Shallan smiled, feeling a surge of pleasure. Praise from Jasnah was more precious than an emerald broam.
She didn’t like to think about that. That was something else she’d have to get over; she tended to avoid thinking about things that made her uncomfortable.
“Now hurry and be about the king’s sketch,” Jasnah said, lifting a book. “You still have a great deal of real work to do once you are done drawing.”
“Yes, Brightness,” Shallan said.
For once, however, she found sketching difficult, her mind too troubled to focus.
30
Darkness Unseen
“They were suddenly dangerous. Like a calm day that became a tempest.”
Kaladin walked from the cavernous barrack into the pure light of first morning. Bits of quartz in the ground sparkled before him, catching the light, as if the ground were sparking and burning, ready to burst from within.
A group of twenty-nine men followed him. Slaves. Thieves. Deserters. Foreigners. Even a few men whose only sin had been poverty. Those had joined the bridge crews out of desperation. The pay was good when compared with nothing, and they were promised that if they survived a hundred bridge runs, they would be promoted. Assignment to a watch post – which, in the mind of a poor man, sounded like a life of luxury. Being paid to stand and look at things all day? What kind of insanity was that? It was like being rich, almost.

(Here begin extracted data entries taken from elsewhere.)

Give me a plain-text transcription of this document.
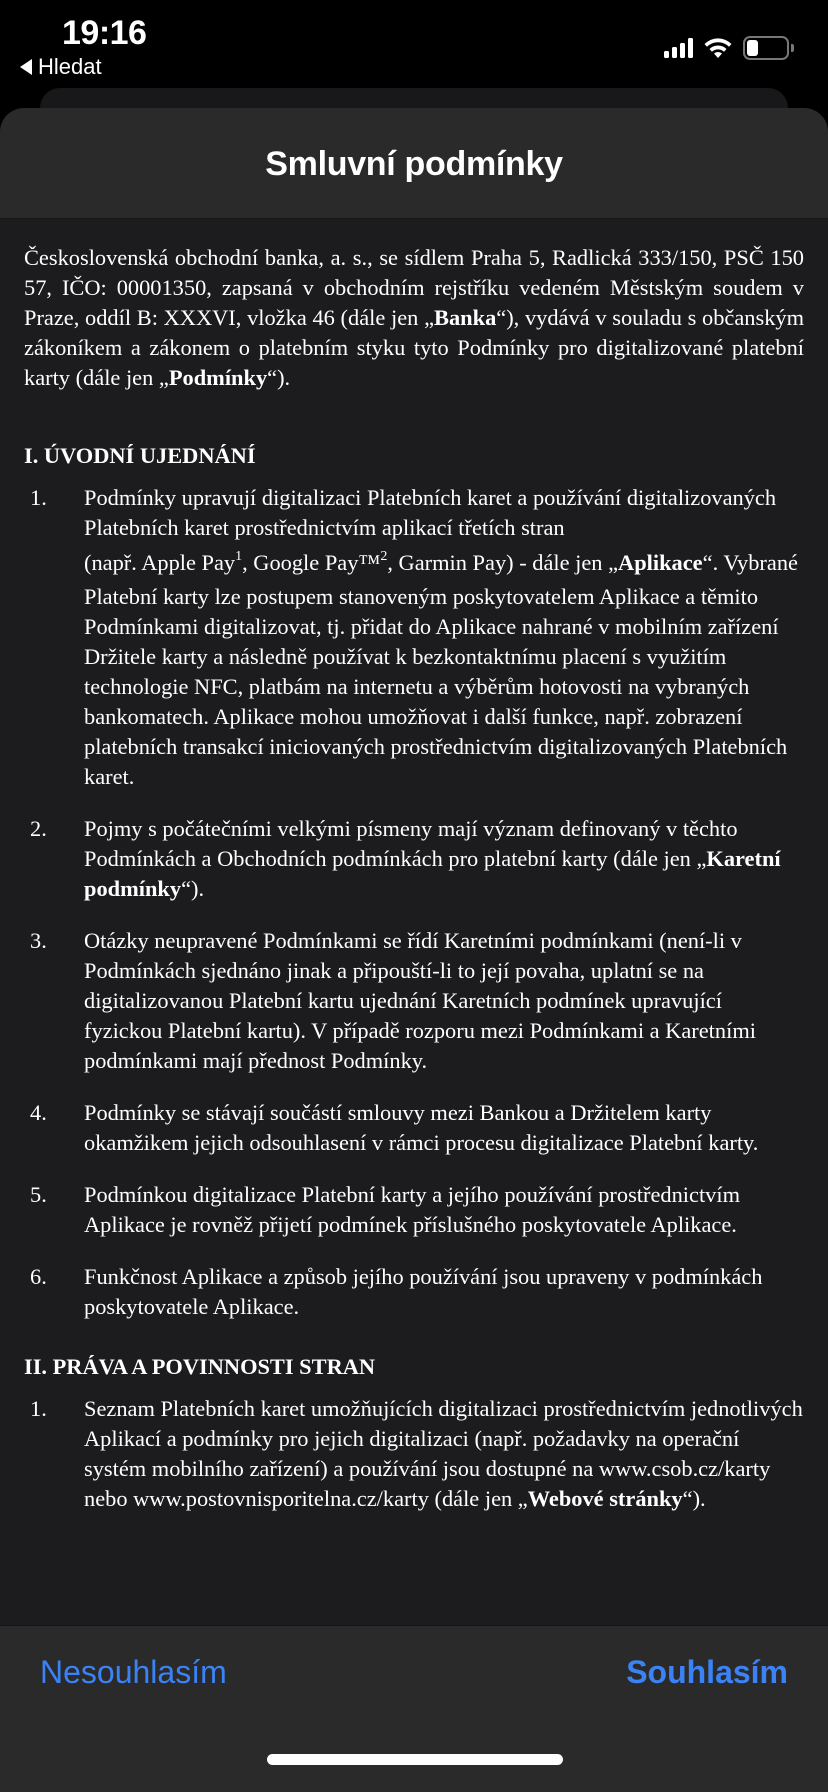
19:16
Hledat
Smluvní podmínky

Československá obchodní banka, a. s., se sídlem Praha 5, Radlická 333/150, PSČ 150 57, IČO: 00001350, zapsaná v obchodním rejstříku vedeném Městským soudem v Praze, oddíl B: XXXVI, vložka 46 (dále jen „Banka“), vydává v souladu s občanským zákoníkem a zákonem o platebním styku tyto Podmínky pro digitalizované platební karty (dále jen „Podmínky“).

I. ÚVODNÍ UJEDNÁNÍ
1.	Podmínky upravují digitalizaci Platebních karet a používání digitalizovaných Platebních karet prostřednictvím aplikací třetích stran (např. Apple Pay$^1$, Google Pay™$^2$, Garmin Pay) - dále jen „Aplikace“. Vybrané Platební karty lze postupem stanoveným poskytovatelem Aplikace a těmito Podmínkami digitalizovat, tj. přidat do Aplikace nahrané v mobilním zařízení Držitele karty a následně používat k bezkontaktnímu placení s využitím technologie NFC, platbám na internetu a výběrům hotovosti na vybraných bankomatech. Aplikace mohou umožňovat i další funkce, např. zobrazení platebních transakcí iniciovaných prostřednictvím digitalizovaných Platebních karet.
2.	Pojmy s počátečními velkými písmeny mají význam definovaný v těchto Podmínkách a Obchodních podmínkách pro platební karty (dále jen „Karetní podmínky“).
3.	Otázky neupravené Podmínkami se řídí Karetními podmínkami (není-li v Podmínkách sjednáno jinak a připouští-li to její povaha, uplatní se na digitalizovanou Platební kartu ujednání Karetních podmínek upravující fyzickou Platební kartu). V případě rozporu mezi Podmínkami a Karetními podmínkami mají přednost Podmínky.
4.	Podmínky se stávají součástí smlouvy mezi Bankou a Držitelem karty okamžikem jejich odsouhlasení v rámci procesu digitalizace Platební karty.
5.	Podmínkou digitalizace Platební karty a jejího používání prostřednictvím Aplikace je rovněž přijetí podmínek příslušného poskytovatele Aplikace.
6.	Funkčnost Aplikace a způsob jejího používání jsou upraveny v podmínkách poskytovatele Aplikace.
II. PRÁVA A POVINNOSTI STRAN
1.	Seznam Platebních karet umožňujících digitalizaci prostřednictvím jednotlivých Aplikací a podmínky pro jejich digitalizaci (např. požadavky na operační systém mobilního zařízení) a používání jsou dostupné na www.csob.cz/karty nebo www.postovnisporitelna.cz/karty (dále jen „Webové stránky“).
Nesouhlasím	Souhlasím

They didn’t understand. Nobody survived a hundred bridge runs. Kaladin had been on two dozen, and he was already one of the most experienced living bridgemen.
Bridge Four followed him. The last of the holdouts – a thin man named Bisig – had given in yesterday. Kaladin preferred to think that the laughter, the food, and the humanity had finally gotten to him. But it had probably been a few glares or under-the-breath threats from Rock and Teft.

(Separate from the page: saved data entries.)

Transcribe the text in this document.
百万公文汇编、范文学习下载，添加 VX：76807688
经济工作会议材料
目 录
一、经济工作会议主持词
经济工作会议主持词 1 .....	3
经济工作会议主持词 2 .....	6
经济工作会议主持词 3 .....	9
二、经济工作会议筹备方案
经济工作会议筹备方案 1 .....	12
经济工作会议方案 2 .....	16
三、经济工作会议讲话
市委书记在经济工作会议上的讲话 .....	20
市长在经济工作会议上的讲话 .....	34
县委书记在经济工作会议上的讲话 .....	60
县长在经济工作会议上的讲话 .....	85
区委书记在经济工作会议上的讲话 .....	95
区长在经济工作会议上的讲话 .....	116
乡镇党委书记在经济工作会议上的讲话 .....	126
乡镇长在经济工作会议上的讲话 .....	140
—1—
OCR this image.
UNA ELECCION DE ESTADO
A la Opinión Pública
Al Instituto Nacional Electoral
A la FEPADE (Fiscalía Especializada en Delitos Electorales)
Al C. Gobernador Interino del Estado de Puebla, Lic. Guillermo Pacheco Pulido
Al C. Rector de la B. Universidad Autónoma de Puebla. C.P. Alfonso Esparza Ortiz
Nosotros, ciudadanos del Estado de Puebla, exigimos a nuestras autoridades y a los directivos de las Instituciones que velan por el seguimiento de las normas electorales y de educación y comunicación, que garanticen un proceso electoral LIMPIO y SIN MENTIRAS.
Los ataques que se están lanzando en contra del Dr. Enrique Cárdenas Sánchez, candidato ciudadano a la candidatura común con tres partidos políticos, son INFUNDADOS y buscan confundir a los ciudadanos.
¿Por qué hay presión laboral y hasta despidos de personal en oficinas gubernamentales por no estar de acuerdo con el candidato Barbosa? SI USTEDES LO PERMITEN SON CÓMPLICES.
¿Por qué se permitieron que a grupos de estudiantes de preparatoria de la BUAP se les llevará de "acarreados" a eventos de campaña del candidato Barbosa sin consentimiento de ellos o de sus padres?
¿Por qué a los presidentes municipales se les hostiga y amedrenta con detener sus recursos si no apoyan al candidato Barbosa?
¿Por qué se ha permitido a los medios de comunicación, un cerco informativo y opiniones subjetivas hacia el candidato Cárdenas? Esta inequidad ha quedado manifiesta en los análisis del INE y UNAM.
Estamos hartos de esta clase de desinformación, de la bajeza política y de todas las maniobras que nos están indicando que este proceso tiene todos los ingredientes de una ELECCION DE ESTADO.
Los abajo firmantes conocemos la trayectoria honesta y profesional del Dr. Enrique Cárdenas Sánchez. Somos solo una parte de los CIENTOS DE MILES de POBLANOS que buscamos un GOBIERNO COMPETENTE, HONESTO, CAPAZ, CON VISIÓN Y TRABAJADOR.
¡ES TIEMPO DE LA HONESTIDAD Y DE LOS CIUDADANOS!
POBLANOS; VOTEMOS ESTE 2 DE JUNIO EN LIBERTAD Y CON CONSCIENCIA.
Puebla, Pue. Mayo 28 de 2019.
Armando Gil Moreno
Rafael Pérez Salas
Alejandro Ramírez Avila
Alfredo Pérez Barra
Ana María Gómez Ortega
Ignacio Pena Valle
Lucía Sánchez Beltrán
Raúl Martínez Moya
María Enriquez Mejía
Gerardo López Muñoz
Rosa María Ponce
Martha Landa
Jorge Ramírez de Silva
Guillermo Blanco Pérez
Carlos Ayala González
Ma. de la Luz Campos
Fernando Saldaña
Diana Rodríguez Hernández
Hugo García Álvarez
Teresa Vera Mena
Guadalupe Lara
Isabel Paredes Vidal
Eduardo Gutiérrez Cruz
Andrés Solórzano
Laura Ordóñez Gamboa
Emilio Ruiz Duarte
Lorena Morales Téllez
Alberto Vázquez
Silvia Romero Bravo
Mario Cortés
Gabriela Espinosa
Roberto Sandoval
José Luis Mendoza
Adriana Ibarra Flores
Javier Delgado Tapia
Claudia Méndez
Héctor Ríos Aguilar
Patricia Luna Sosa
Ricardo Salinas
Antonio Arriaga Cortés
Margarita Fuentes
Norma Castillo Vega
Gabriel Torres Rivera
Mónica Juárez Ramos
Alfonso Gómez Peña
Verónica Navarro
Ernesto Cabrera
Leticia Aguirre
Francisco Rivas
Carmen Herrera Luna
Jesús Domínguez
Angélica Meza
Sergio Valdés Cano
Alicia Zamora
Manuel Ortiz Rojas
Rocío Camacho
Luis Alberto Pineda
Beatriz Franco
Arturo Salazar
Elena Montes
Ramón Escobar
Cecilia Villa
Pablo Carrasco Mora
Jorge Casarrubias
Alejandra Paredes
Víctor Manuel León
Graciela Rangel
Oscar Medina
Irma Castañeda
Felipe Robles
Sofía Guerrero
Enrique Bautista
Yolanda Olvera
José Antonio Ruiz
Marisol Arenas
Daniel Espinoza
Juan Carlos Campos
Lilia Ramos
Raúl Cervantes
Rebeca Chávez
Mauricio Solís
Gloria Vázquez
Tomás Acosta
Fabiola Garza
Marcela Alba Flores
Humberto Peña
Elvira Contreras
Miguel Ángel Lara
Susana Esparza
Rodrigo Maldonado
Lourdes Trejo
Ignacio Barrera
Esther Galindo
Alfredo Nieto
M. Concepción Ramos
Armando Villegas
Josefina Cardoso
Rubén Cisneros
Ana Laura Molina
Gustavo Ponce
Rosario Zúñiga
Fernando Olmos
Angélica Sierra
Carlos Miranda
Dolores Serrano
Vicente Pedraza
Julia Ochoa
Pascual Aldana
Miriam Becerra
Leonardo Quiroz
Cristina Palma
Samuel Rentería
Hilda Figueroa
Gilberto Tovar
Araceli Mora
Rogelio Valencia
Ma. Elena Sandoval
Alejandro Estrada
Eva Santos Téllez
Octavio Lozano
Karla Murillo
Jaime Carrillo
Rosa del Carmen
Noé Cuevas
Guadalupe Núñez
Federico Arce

Kaladin turned a blind eye to those. He’d eventually need the men’s loyalty, but for now, he’d settle for obedience.
He guided them through the morning exercises he’d learned his very first day in the military. Stretches followed by jumping motions. Carpenters in brown work overalls and tan or green caps passed on their way to the lumberyard, shaking their heads in amusement. Soldiers on the short ridge above, where the camp proper began, looked down and laughed. Gaz watched from beside a nearby barrack, arms folded, single eye dissatisfied.
Kaladin wiped his brow. He met Gaz’s eye for a long moment, then turned back to the men. There was still time to practice hauling the bridge before breakfast.

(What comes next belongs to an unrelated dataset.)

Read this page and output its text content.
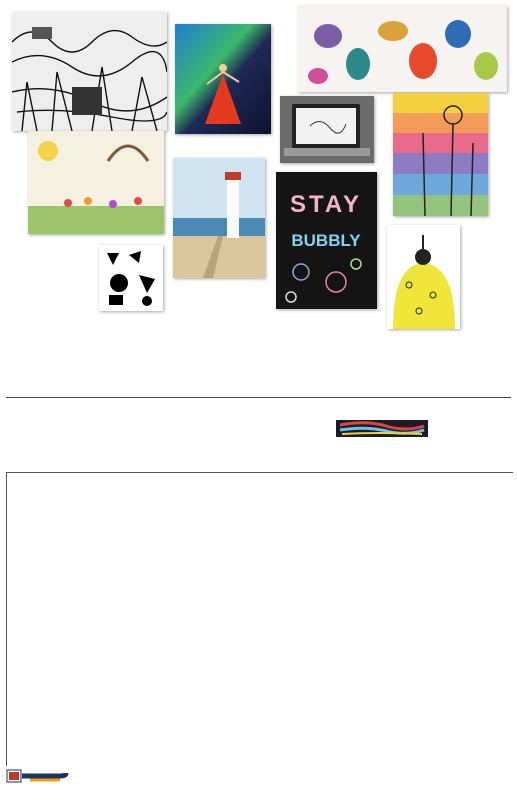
STAY
BUBBLY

Gaz had never gotten used to having just one eye.
His companions called him lucky. “That blow could have taken your life.” Well, at least then he wouldn’t have had to live with that darkness. One of his eyes was always closed. Close the other, and the darkness swallowed him.
Gaz glanced left, and the darkness scuttled to the side. Lamaril stood leaning against a post, tall and slim. He was not a massive man, but he was not weak. He was all lines. Rectangular beard. Rectangular body. Sharp. Like a knife.
Lamaril waved Gaz over, so he reluctantly approached. Then he took a sphere out of his pouch and passed it over. A topaz mark. He hated losing it. He always hated losing money.